Na/K ATPase depletion to just 60% of the membrane was found in samples above and below a red cell lead level threshold (Angle and McIntire, 1974, p. 136). Angle and McIntire said that this finding “suggests an enzymatic sensitivity even at normal urban levels of blood lead” (1974, p. 136). Their definition of normal was their threshold of 40 μg/dL or micrograms per deciliter. This supported their hypothesis that red blood cell lead levels are a better indicator than whole blood cell lead, and they concluded that “significant biologic effects relate to lead at normal urban blood levels of lead” (Angle and McIntire, 1974, p. 136). This conclusion supported a general trend that was occurring in the second half of the 20^th century in which a growing understanding of lead’s negative effects on the body at lower and lower levels led to lowering the level of lead considered safe. 

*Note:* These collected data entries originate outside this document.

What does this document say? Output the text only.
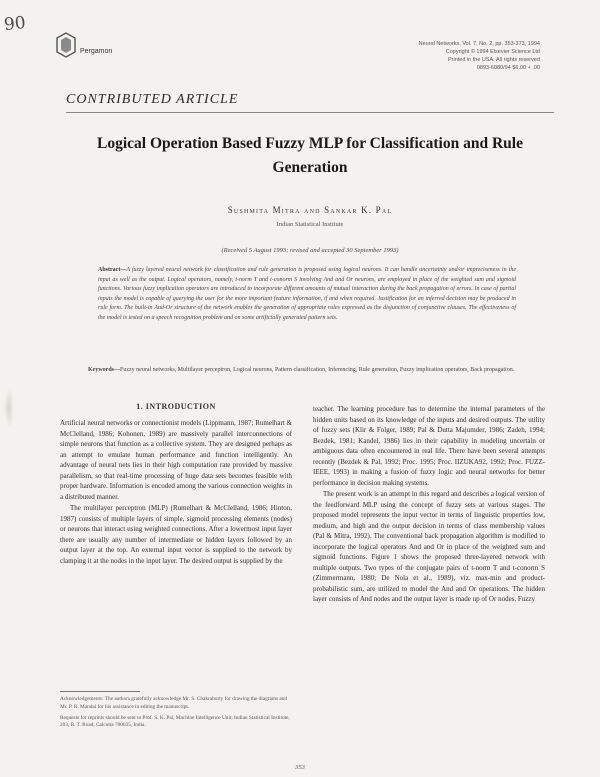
90
Pergamon
Neural Networks, Vol. 7, No. 2, pp. 353-373, 1994
Copyright © 1994 Elsevier Science Ltd
Printed in the USA. All rights reserved
0893-6080/94 $6.00 + .00
CONTRIBUTED ARTICLE
Logical Operation Based Fuzzy MLP for Classification and Rule Generation
Sushmita Mitra and Sankar K. Pal
Indian Statistical Institute
(Received 5 August 1993; revised and accepted 30 September 1993)
Abstract—A fuzzy layered neural network for classification and rule generation is proposed using logical neurons. It can handle uncertainty and/or impreciseness in the input as well as the output. Logical operators, namely, t-norm T and t-conorm S involving And and Or neurons, are employed in place of the weighted sum and sigmoid functions. Various fuzzy implication operators are introduced to incorporate different amounts of mutual interaction during the back propagation of errors. In case of partial inputs the model is capable of querying the user for the more important feature information, if and when required. Justification for an inferred decision may be produced in rule form. The built-in And-Or structure of the network enables the generation of appropriate rules expressed as the disjunction of conjunctive clauses. The effectiveness of the model is tested on a speech recognition problem and on some artificially generated pattern sets.
Keywords—Fuzzy neural networks, Multilayer perceptron, Logical neurons, Pattern classification, Inferencing, Rule generation, Fuzzy implication operators, Back propagation.
1. INTRODUCTION

Artificial neural networks or connectionist models (Lippmann, 1987; Rumelhart & McClelland, 1986; Kohonen, 1989) are massively parallel interconnections of simple neurons that function as a collective system. They are designed perhaps as an attempt to emulate human performance and function intelligently. An advantage of neural nets lies in their high computation rate provided by massive parallelism, so that real-time processing of huge data sets becomes feasible with proper hardware. Information is encoded among the various connection weights in a distributed manner.

The multilayer perceptron (MLP) (Rumelhart & McClelland, 1986; Hinton, 1987) consists of multiple layers of simple, sigmoid processing elements (nodes) or neurons that interact using weighted connections. After a lowermost input layer there are usually any number of intermediate or hidden layers followed by an output layer at the top. An external input vector is supplied to the network by clamping it at the nodes in the input layer. The desired output is supplied by the

teacher. The learning procedure has to determine the internal parameters of the hidden units based on its knowledge of the inputs and desired outputs. The utility of fuzzy sets (Klir & Folger, 1989; Pal & Dutta Majumder, 1986; Zadeh, 1994; Bezdek, 1981; Kandel, 1986) lies in their capability in modeling uncertain or ambiguous data often encountered in real life. There have been several attempts recently (Bezdek & Pal, 1992; Proc. 1995; Proc. IIZUKA92, 1992; Proc. FUZZ-IEEE, 1993) in making a fusion of fuzzy logic and neural networks for better performance in decision making systems.

The present work is an attempt in this regard and describes a logical version of the feedforward MLP using the concept of fuzzy sets at various stages. The proposed model represents the input vector in terms of linguistic properties low, medium, and high and the output decision in terms of class membership values (Pal & Mitra, 1992). The conventional back propagation algorithm is modified to incorporate the logical operators And and Or in place of the weighted sum and sigmoid functions. Figure 1 shows the proposed three-layered network with multiple outputs. Two types of the conjugate pairs of t-norm T and t-conorm S (Zimmermann, 1980; De Nola et al., 1989), viz. max-min and product-probabilistic sum, are utilized to model the And and Or operations. The hidden layer consists of And nodes and the output layer is made up of Or nodes. Fuzzy

Acknowledgements: The authors gratefully acknowledge Mr. S. Chakraborty for drawing the diagrams and Mr. P. R. Mandal for his assistance in editing the manuscript.

Requests for reprints should be sent to Prof. S. K. Pal, Machine Intelligence Unit, Indian Statistical Institute, 203, B. T. Road, Calcutta 700035, India.

353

Starting in the early 1970s, when Angle and McIntire created this study, it became clear that lead poisoning had effects at levels below 40 μg/dL, then in 1978 to 30 μg/dL, then in 1985 to 25 μg/dL, and lastly in 1991 to 10 μg/dL (Landrigan, 2000, p. 530). This lowering of lead levels did not occur purely because of scientific data, however, “the new definitions reflect the culture’s transformed attitude toward the built environment and a new, but deeply felt, cultural aversion to preventable risks” according to Christian Warren in his celebrated monograph Brush with Death: A Social History of Lead Poisoning (2001, p. 5-6). “Aversion to preventable risks” can also be termed as the ‘precautionary principle.’ In environmental justice circles, this principle is the idea that if something is potentially dangerous it should be determined safe first then used, not used until proven dangerous. This stems from the recognition that human life is more precious than the potential advancement associated with a new advancement. This seems as obvious as ‘innocent until proven guilty’ but, similar to that judicial saying, it is more difficult in practice. The difficulty is mainly due to industry interests that would prefer to start making profits off new discoveries immediately, as we shall discuss in the next section.

Angle, C. R., & McIntire, M. S. (1974). Red Cell Lead, Whole Blood Lead, and Red Cell Enzymes. Environmental Health Perspectives 7, 133-137.

Davies, A., & Moores, C. (2010). 8 - Carraige of Gases by the Blood and Acid/Base Balance. In A. Davies, & C. Moores (Eds.), The Respiratory System (Second Edition) (pp. 99-118). Churchill Livingstone. https://doi.org/https://doi.org/10.1016/B978-0-7020-3370-4.00008-6

Landrigan, P. J. (2000). Pediatric lead poisoning: is there a threshold? Public Health Reports, 115(6), 530.

Warren, C. (2001). Brush with Death: A Social History of Lead Poisoning. Baltimore: Johns Hopkins University Press.